# Exercises in Algorithm Design

## Contents

# Exercises in Algorithm Design#

## Issues to Consider#

How many queries are required, and what kind of composition can we use?

Is parallel composition possible?

Should we use sequential composition, advanced composition, or a variant of differential privacy?

Can we use the sparse vector technique?

Can we use the exponential mechanism?

How should we distribute the privacy budget?

If there are unbounded sensitivities, how can we bound them?

Would synthetic data help?

Would post-processing to “de-noise” help?

## 1. Generalized Sample and Aggregate#

Design a variant of sample and aggregate which does *not* require the analyst to specify the output range of the query function \(f\).

**Ideas**: use SVT to find good upper and lower bounds on \(f(x)\) for the whole dataset first. The result of \(clip(f(x), lower, upper)\) has bounded sensitivity, so we can use this query with SVT. Then use sample and aggregate with these upper and lower bounds.

## 2. Summary Statistics#

Design an algorithm to produce differentially private versions of the following statistics:

Mean: \(\mu = \frac{1}{n} \sum_{i=1}^n x_i\)

Variance: \(var = \frac{1}{n} \sum_{i=1}^n (x_i - \mu)^2\)

Standard deviation: \(\sigma = \sqrt{\frac{1}{n} \sum_{i=1}^n (x_i - \mu)^2}\)

**Ideas**:

**Mean**

Use SVT to find upper and lower clipping bounds

Compute noisy sum and count, and derive mean by post-processing

**Variance**

Split it into a count query (\(\frac{1}{n}\) - we have the answer from above) and a sum query

What’s the sensitivity of \(\sum_{i=1}^n (x_i - \mu)^2\)? It’s \(b^2\); we can clip and compute \(\sum_{i=1}^n (x_i - \mu)^2\), then multiply by (1) by post processing

**Standard Deviation**

Just take the square root of variance

Total queries:

Lower clipping bound (SVT)

Upper clipping bound (SVT)

Noisy sum (mean)

Noisy count

Noisy sum (variance)

## 3. Heavy Hitters#

Google’s RAPPOR system [15] is designed to find the most popular settings for Chrome’s home page. Design an algorithm which:

Given a list of the 10,000 most popular web pages by traffic,

Determines the top 10 most-popular home pages out of the 10,000 most popular web pages

**Ideas**: Use parallel composition and take the noisy top 10

## 4. Hierarchical Queries#

Design an algorithm to produce summary statistics for the U.S. Census. Your algorithm should produce total population counts at the following levels:

Census tract

City / town

ZIP Code

County

State

USA

**Ideas**:

Idea 1: *Only* compute the bottom level (census tract), using parallel composition.
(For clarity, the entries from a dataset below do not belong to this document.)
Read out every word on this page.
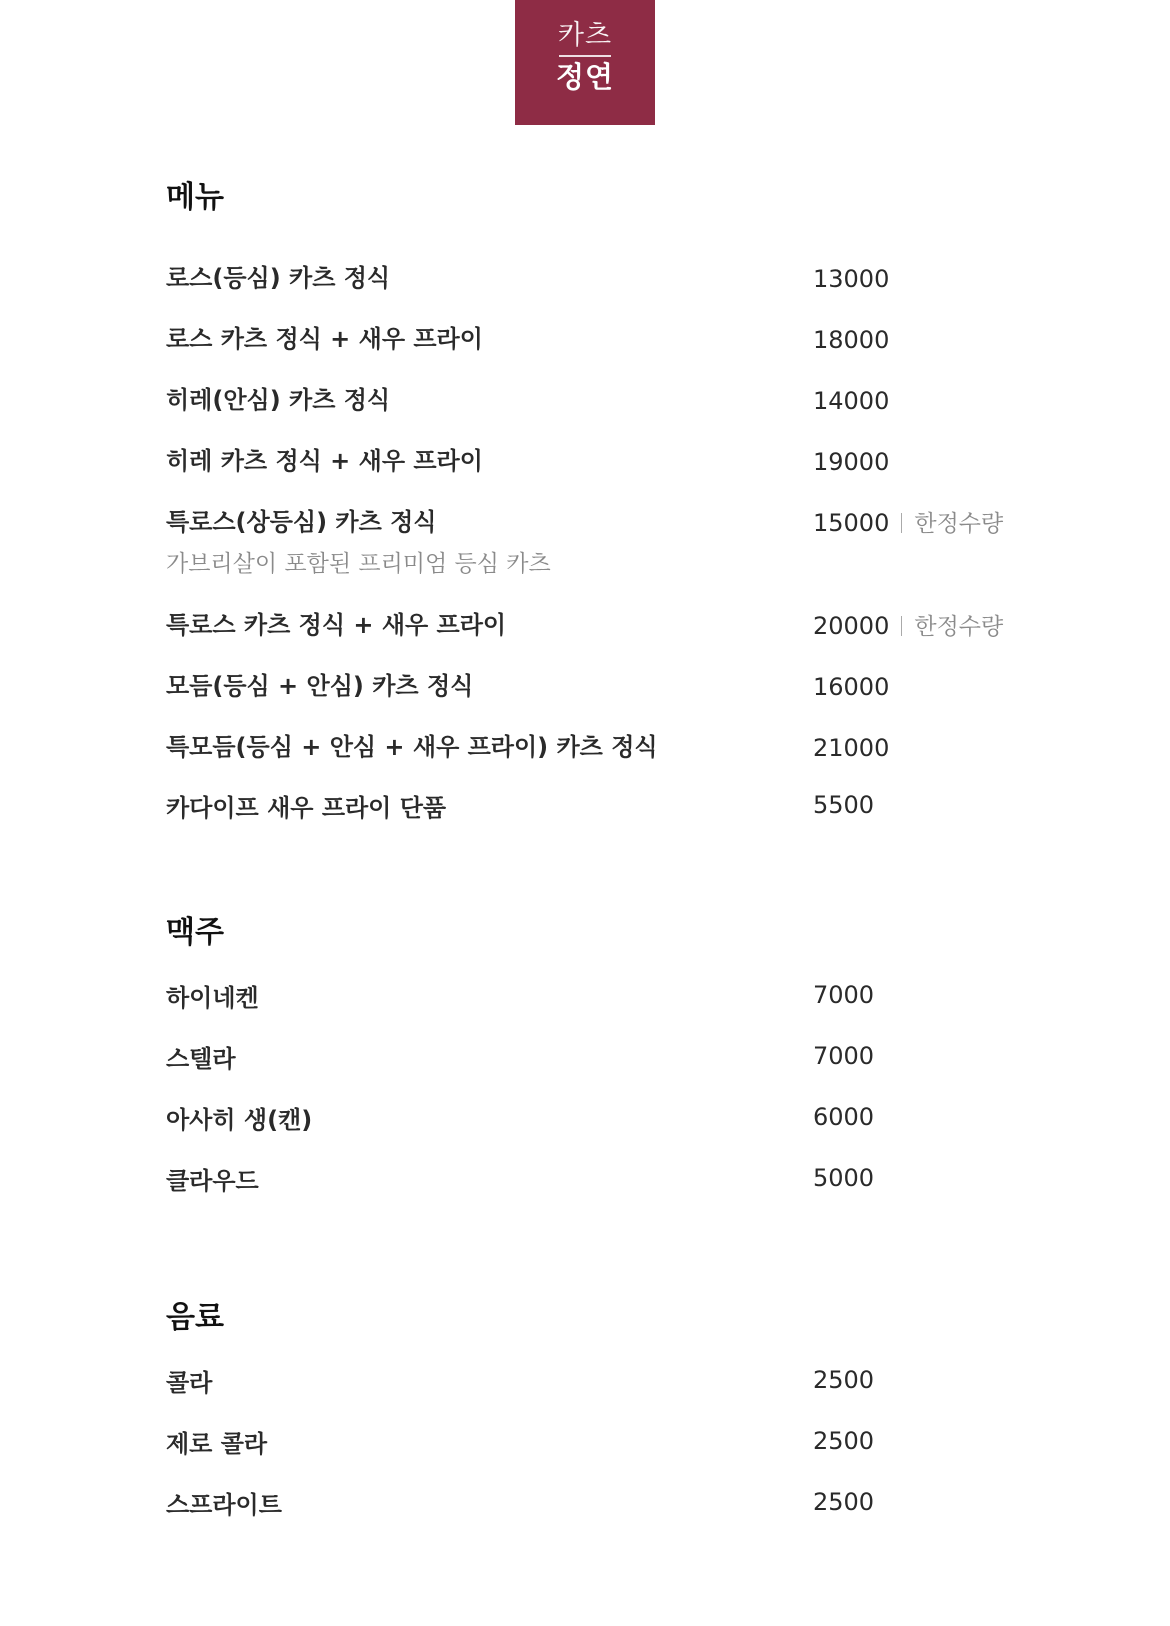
카츠
정연
메뉴
로스(등심) 카츠 정식	13000
로스 카츠 정식 + 새우 프라이	18000
히레(안심) 카츠 정식	14000
히레 카츠 정식 + 새우 프라이	19000
특로스(상등심) 카츠 정식	15000 한정수량
가브리살이 포함된 프리미엄 등심 카츠
특로스 카츠 정식 + 새우 프라이	20000 한정수량
모듬(등심 + 안심) 카츠 정식	16000
특모듬(등심 + 안심 + 새우 프라이) 카츠 정식	21000
카다이프 새우 프라이 단품	5500
맥주
하이네켄	7000
스텔라	7000
아사히 생(캔)	6000
클라우드	5000
음료
콜라	2500
제로 콜라	2500
스프라이트	2500
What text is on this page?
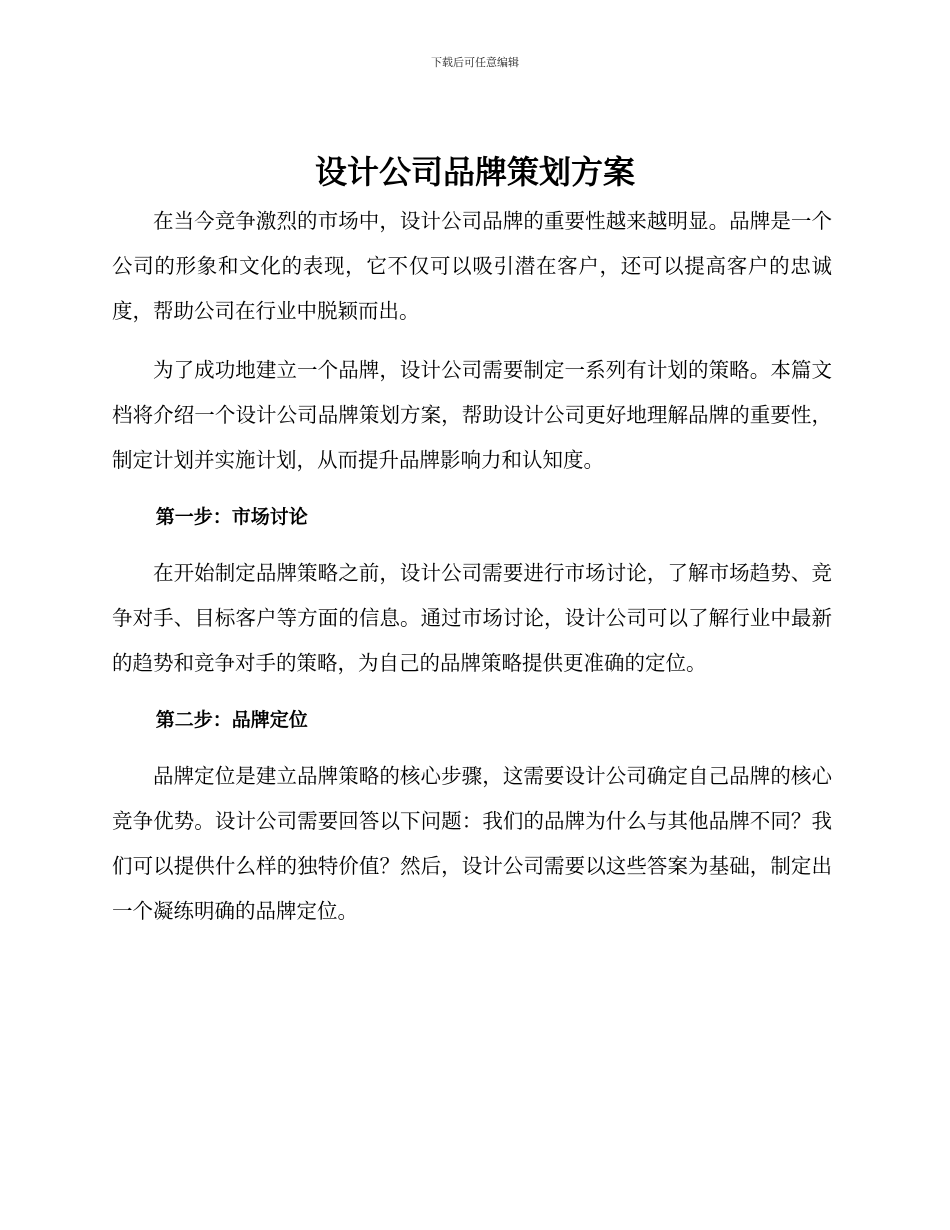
下载后可任意编辑
设计公司品牌策划方案

在当今竞争激烈的市场中，设计公司品牌的重要性越来越明显。品牌是一个公司的形象和文化的表现，它不仅可以吸引潜在客户，还可以提高客户的忠诚度，帮助公司在行业中脱颖而出。

为了成功地建立一个品牌，设计公司需要制定一系列有计划的策略。本篇文档将介绍一个设计公司品牌策划方案，帮助设计公司更好地理解品牌的重要性，制定计划并实施计划，从而提升品牌影响力和认知度。

第一步：市场讨论

在开始制定品牌策略之前，设计公司需要进行市场讨论，了解市场趋势、竞争对手、目标客户等方面的信息。通过市场讨论，设计公司可以了解行业中最新的趋势和竞争对手的策略，为自己的品牌策略提供更准确的定位。

第二步：品牌定位

品牌定位是建立品牌策略的核心步骤，这需要设计公司确定自己品牌的核心竞争优势。设计公司需要回答以下问题：我们的品牌为什么与其他品牌不同？我们可以提供什么样的独特价值？然后，设计公司需要以这些答案为基础，制定出一个凝练明确的品牌定位。
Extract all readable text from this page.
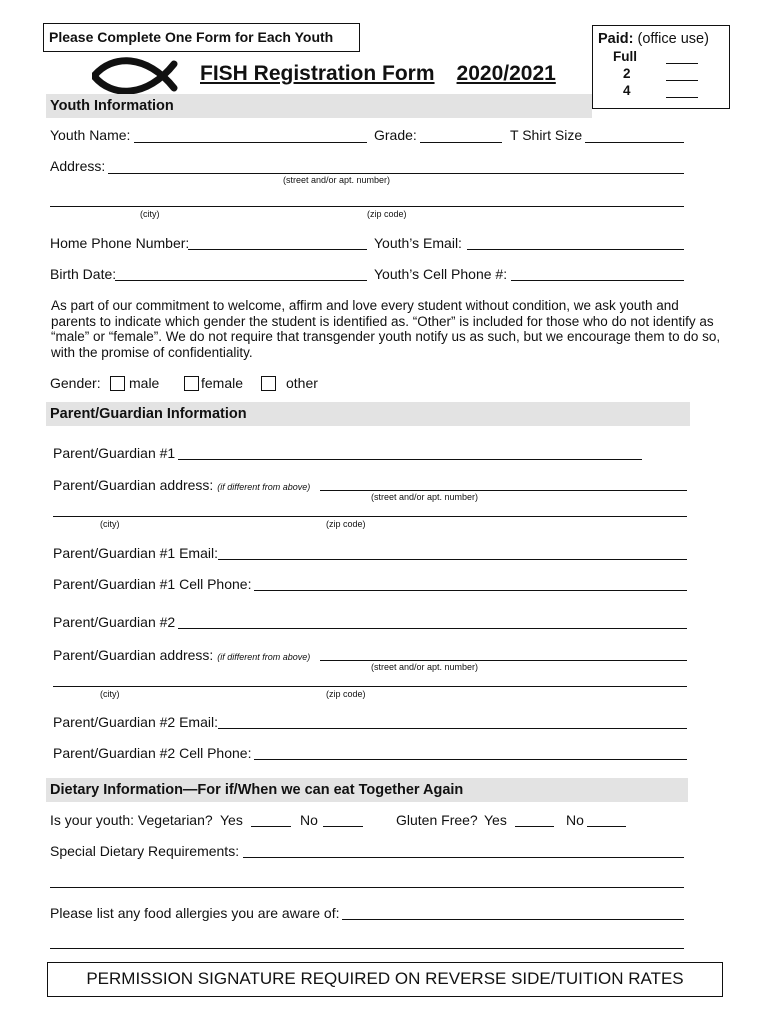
Please Complete One Form for Each Youth
FISH Registration Form 2020/2021
Paid: (office use)
Full
2
4
Youth Information
Youth Name:	Grade:	T Shirt Size
Address:
(street and/or apt. number)
(city)	(zip code)
Home Phone Number:	Youth’s Email:
Birth Date:	Youth’s Cell Phone #:
As part of our commitment to welcome, affirm and love every student without condition, we ask youth and parents to indicate which gender the student is identified as. “Other” is included for those who do not identify as “male” or “female”. We do not require that transgender youth notify us as such, but we encourage them to do so, with the promise of confidentiality.
Gender: male	female	other
Parent/Guardian Information
Parent/Guardian #1
Parent/Guardian address: (if different from above)
(street and/or apt. number)
(city)	(zip code)
Parent/Guardian #1 Email:
Parent/Guardian #1 Cell Phone:
Parent/Guardian #2
Parent/Guardian address: (if different from above)
(street and/or apt. number)
(city)	(zip code)
Parent/Guardian #2 Email:
Parent/Guardian #2 Cell Phone:
Dietary Information—For if/When we can eat Together Again
Is your youth: Vegetarian? Yes	No	Gluten Free? Yes	No
Special Dietary Requirements:
Please list any food allergies you are aware of:
PERMISSION SIGNATURE REQUIRED ON REVERSE SIDE/TUITION RATES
Add up all the tract counts to get the city counts, and so on up the hierarchy. Advantage: lowers privacy budget.

Idea 2: Compute counts at all levels, using parallel composition for each level. Tune the budget split using real data; probably we need more accuracy for the smaller levels of the hierarchy.

Idea 3: As (2), but also use post-processing to re-scale lower levels of the hierarchy based on higher ones; truncate counts to whole numbers; move negative counts to 0.

## 5. Workloads of Range Queries#

Design an algorithm to accurately answer a workload of *range queries*. Range queries are queries on a single table of the form: “how many rows have a value that is between \(a\) and \(b\)?” (i.e. the count of rows which lie in a specific range).

### Part 1#

The whole workload is pre-specified as a finite sequence of ranges: \(\{(a_1, b_1), \dots, (a_k, b_k)\}\), and

### Part 2#

The length of the workload \(k\) is pre-specified, but queries arrive in a streaming fashion and must be answered as they arrive.

### Part 3#

The workload may be infinite.

**Ideas**:

Just run each query with sequential composition.

For part 1, combine them so we can use \(L2\) sensitivity. When \(k\) is large, this will work well with Gaussian noise.

Or, build synthetic data:

For each range \((i, i+1)\), find a count (parallel composition). This is a synthetic data representation! We can answer infinitely many queries by adding up the counts of all the segments in this histogram which are contained in the desired interval.

For part 2, use SVT

For SVT: for each query in the stream, ask how far the real answer is from the synthetic data answer. If it’s far, query the real answer’s range (as a histogram, using parallel composition) and update the synthetic data. Otherwise just give the synthetic data answer. This way you *ONLY* pay for updates to the synthetic data.